Edward Harrison is the founder of Credit Writedowns and a former career diplomat, investment banker and technology executive with over twenty years of business experience. He is also a regular economic and financial commentator on BBC World News, CNBC Television, Business News Network, CBC, Fox Television and RT Television. He speaks six languages and reads another five, skills he uses to provide a more global perspective. Edward holds an MBA in Finance from Columbia University and a BA in Economics from Dartmouth College. Edward also writes a premium financial newsletter. Sign up here for a free trial.

6 Comments

  1. Matt Stiles says:

    It is time to start discussing what a post EU, post EMU will look like and what it will mean for investors the world over.

    Both Merkel and Sarkozy have raised the spectre of war. I don’t know if that is fear-mongering to get people to go along with their schemes, or if it is seriously their “solution” to get the economy going when (not if) this all comes unglued.

    • When politicians bring up war, it is almost always a fear-mongering ploy. Their solution won’t work. They have just torpedoed it in Cannes by stepping all over Greece while the Italians rejected austerity. The plan now is a shambles and has no credibility whatsoever.

  2. ChrisBern says:

    “Unless the E.C.B. acts as a lender of last resort, it is game over for the euro zone.”

    I completely agree with that statement, and I think most people have come around to believing it as well. Therefore, it seems reasonable to assume that the Central Bank WILL eventually act as a lender of last resort so as to avoid Armageddon. My thinking goes something like this:

    The only way the euro zone survives is through the ECB

    All of those who hold the power in the euro zone (not to mention United States et al) desperately want to keep it intact and fear the consequences of collapse

    Therefore one way or another, the ECB will almost undoubtedly bow to that enormous pressure–eventually. The only way to not believe this is to think that the ECB would be willing to stand by and watch as the system collapses all around them–which would be suicidal inaction by the ECB anyway because there would no longer be a need for a Euro-wide central bank if the union dissolved.

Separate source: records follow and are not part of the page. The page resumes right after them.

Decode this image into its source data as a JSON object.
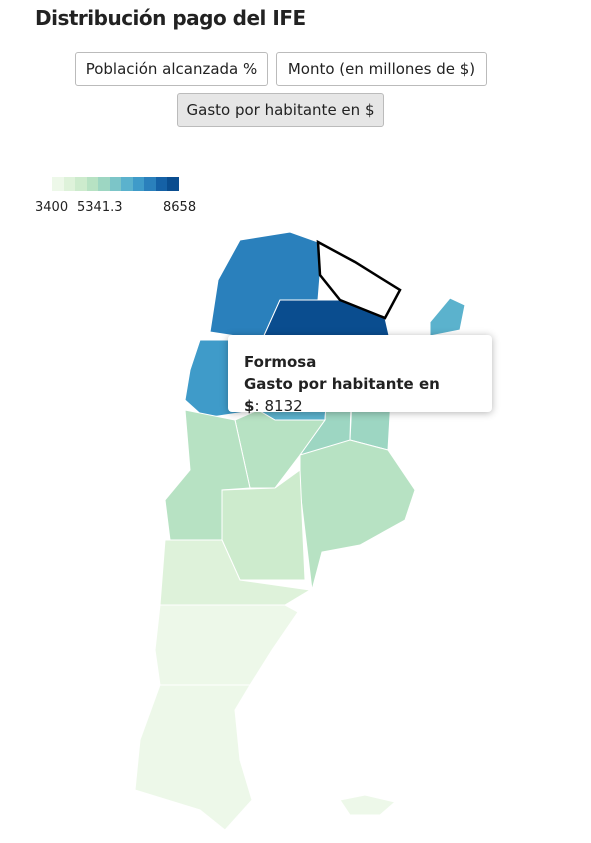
{
  "title": "Distribución pago del IFE",
  "buttons": [
    "Población alcanzada %",
    "Monto (en millones de $)",
    "Gasto por habitante en $"
  ],
  "active_button": 2,
  "legend": {
    "min": 3400,
    "mid": 5341.3,
    "max": 8658,
    "colors": [
      "#edf8e9",
      "#def2da",
      "#cdebcd",
      "#b7e2c3",
      "#9dd6c2",
      "#7cc5c8",
      "#5bb2cd",
      "#3f9bc9",
      "#2a80bc",
      "#1561a6",
      "#0a4d8f"
    ]
  },
  "tooltip": {
    "region": "Formosa",
    "label": "Gasto por habitante en $",
    "separator": ":",
    "value": 8132
  }
}
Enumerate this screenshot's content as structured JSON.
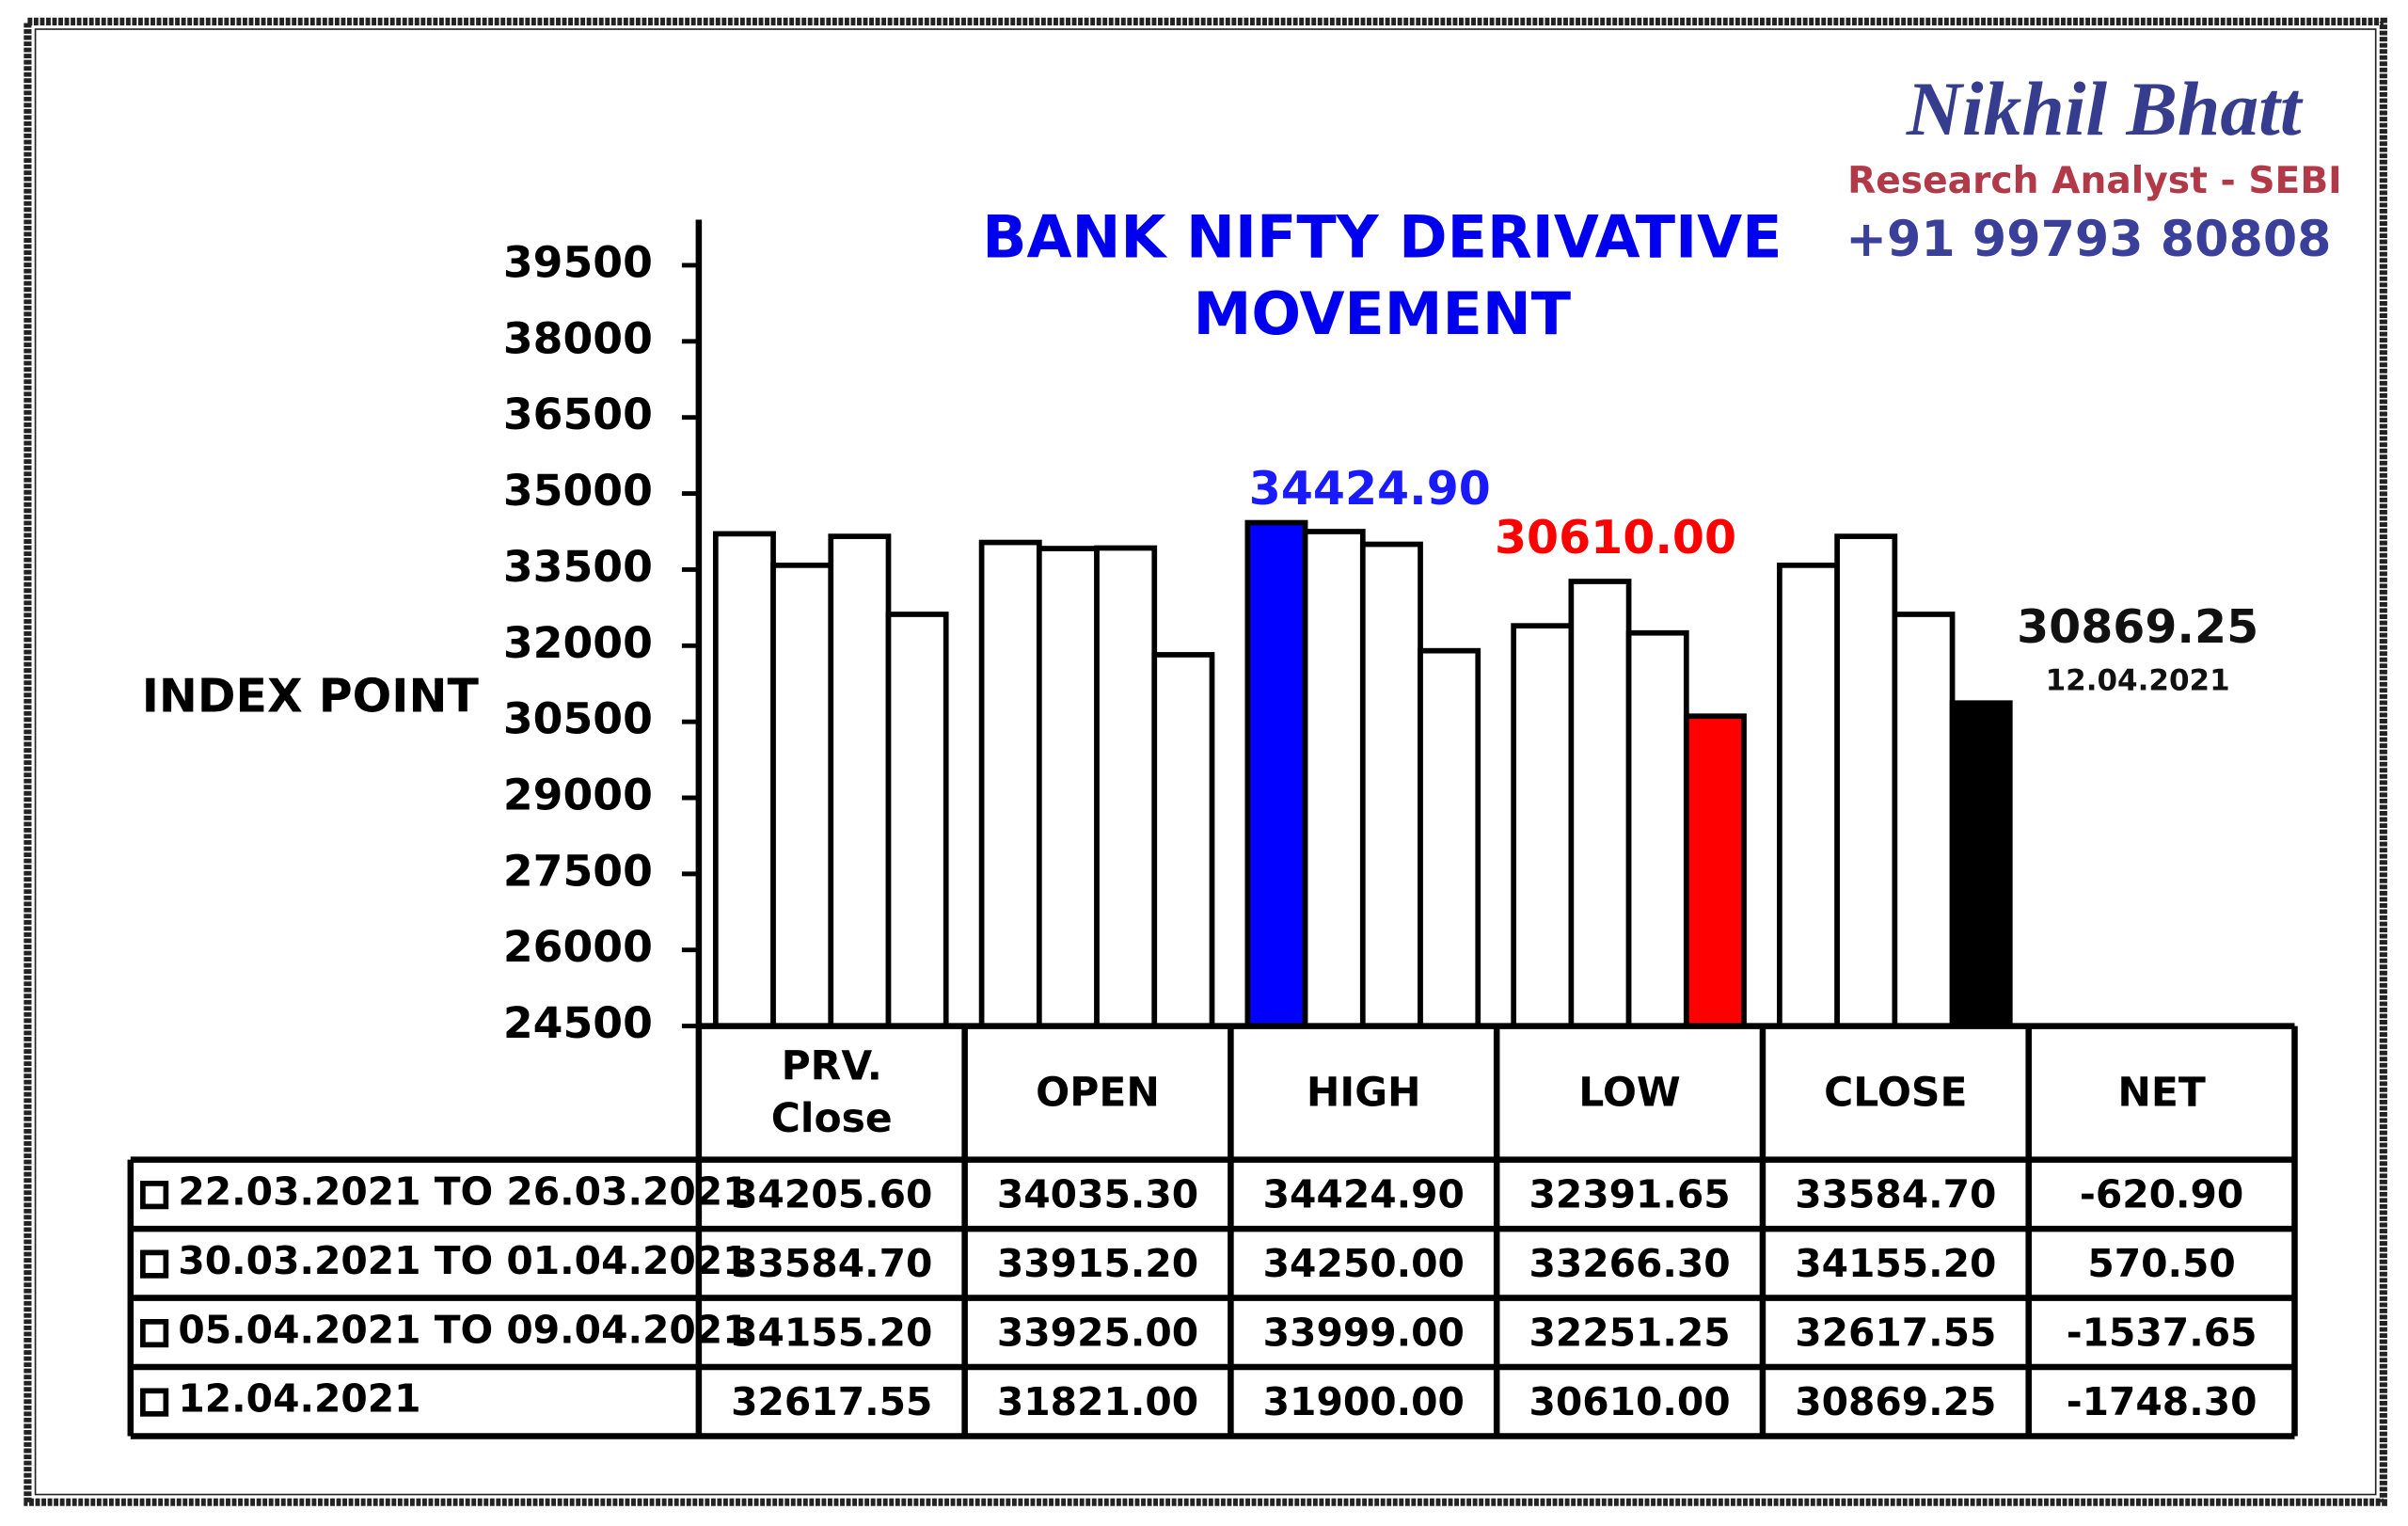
{
  "chart_data": {
    "type": "bar",
    "title": [
      "BANK NIFTY DERIVATIVE",
      "MOVEMENT"
    ],
    "ylabel": "INDEX POINT",
    "categories": [
      "PRV. Close",
      "OPEN",
      "HIGH",
      "LOW",
      "CLOSE"
    ],
    "net_label": "NET",
    "ylim": [
      24500,
      40400
    ],
    "yticks": [
      24500,
      26000,
      27500,
      29000,
      30500,
      32000,
      33500,
      35000,
      36500,
      38000,
      39500
    ],
    "series": [
      {
        "name": "22.03.2021 TO 26.03.2021",
        "colors": [
          "#ffffff",
          "#ffffff",
          "#0000ff",
          "#ffffff",
          "#ffffff"
        ],
        "values": [
          34205.6,
          34035.3,
          34424.9,
          32391.65,
          33584.7
        ],
        "value_labels": [
          "34205.60",
          "34035.30",
          "34424.90",
          "32391.65",
          "33584.70"
        ],
        "net": -620.9,
        "net_label": "-620.90"
      },
      {
        "name": "30.03.2021 TO 01.04.2021",
        "colors": [
          "#ffffff",
          "#ffffff",
          "#ffffff",
          "#ffffff",
          "#ffffff"
        ],
        "values": [
          33584.7,
          33915.2,
          34250,
          33266.3,
          34155.2
        ],
        "value_labels": [
          "33584.70",
          "33915.20",
          "34250.00",
          "33266.30",
          "34155.20"
        ],
        "net": 570.5,
        "net_label": "570.50"
      },
      {
        "name": "05.04.2021 TO 09.04.2021",
        "colors": [
          "#ffffff",
          "#ffffff",
          "#ffffff",
          "#ffffff",
          "#ffffff"
        ],
        "values": [
          34155.2,
          33925,
          33999,
          32251.25,
          32617.55
        ],
        "value_labels": [
          "34155.20",
          "33925.00",
          "33999.00",
          "32251.25",
          "32617.55"
        ],
        "net": -1537.65,
        "net_label": "-1537.65"
      },
      {
        "name": "12.04.2021",
        "colors": [
          "#ffffff",
          "#ffffff",
          "#ffffff",
          "#ff0000",
          "#000000"
        ],
        "values": [
          32617.55,
          31821,
          31900,
          30610,
          30869.25
        ],
        "value_labels": [
          "32617.55",
          "31821.00",
          "31900.00",
          "30610.00",
          "30869.25"
        ],
        "net": -1748.3,
        "net_label": "-1748.30"
      }
    ],
    "annotations": [
      {
        "text": "34424.90",
        "color": "#1a1aff"
      },
      {
        "text": "30610.00",
        "color": "#ff0000"
      },
      {
        "text": "30869.25",
        "color": "#111111"
      },
      {
        "text": "12.04.2021",
        "color": "#111111"
      }
    ]
  },
  "branding": {
    "name": "Nikhil Bhatt",
    "role": "Research Analyst - SEBI",
    "phone": "+91 99793 80808"
  }
}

    To me I’m running under the assumption that the ECB will eventually backstop the system. If that’s assumed, then what becomes interesting is (a) will they do it soon enough to avoid major collateral damage (if that’s not already too late)? (b) what consequences will this intervention bring, unintended and otherwise? (c) what would this mean for the euro exchange rate, the price of gold/equities/bonds, etc.

    • Dave Holden says:

      It’s a fair bet that the politico-financial elite will try everything to preserve the (broken) status quo. A continuing of market distortion and more ignoring of electorates is guaranteed. The next stage will be bending/breaking laws/treatise and “cajoling” of electorates through “catastrophe” stories and more. Whether there’s a “greater good” justification for this I remain unconvinced. Even if a path through this “liquidity” crisis is found, fundamentally I don’t see a growth path that would sustain the politics of what is needed and that’s fiscal union.

  3. joey says:

    70% of Greeks want to stay in the euro, perhaps that will win out in the end, as the consequences of rejecting the bailout are quite sobering. A passed referendum would inject much needed legitimacy into this process.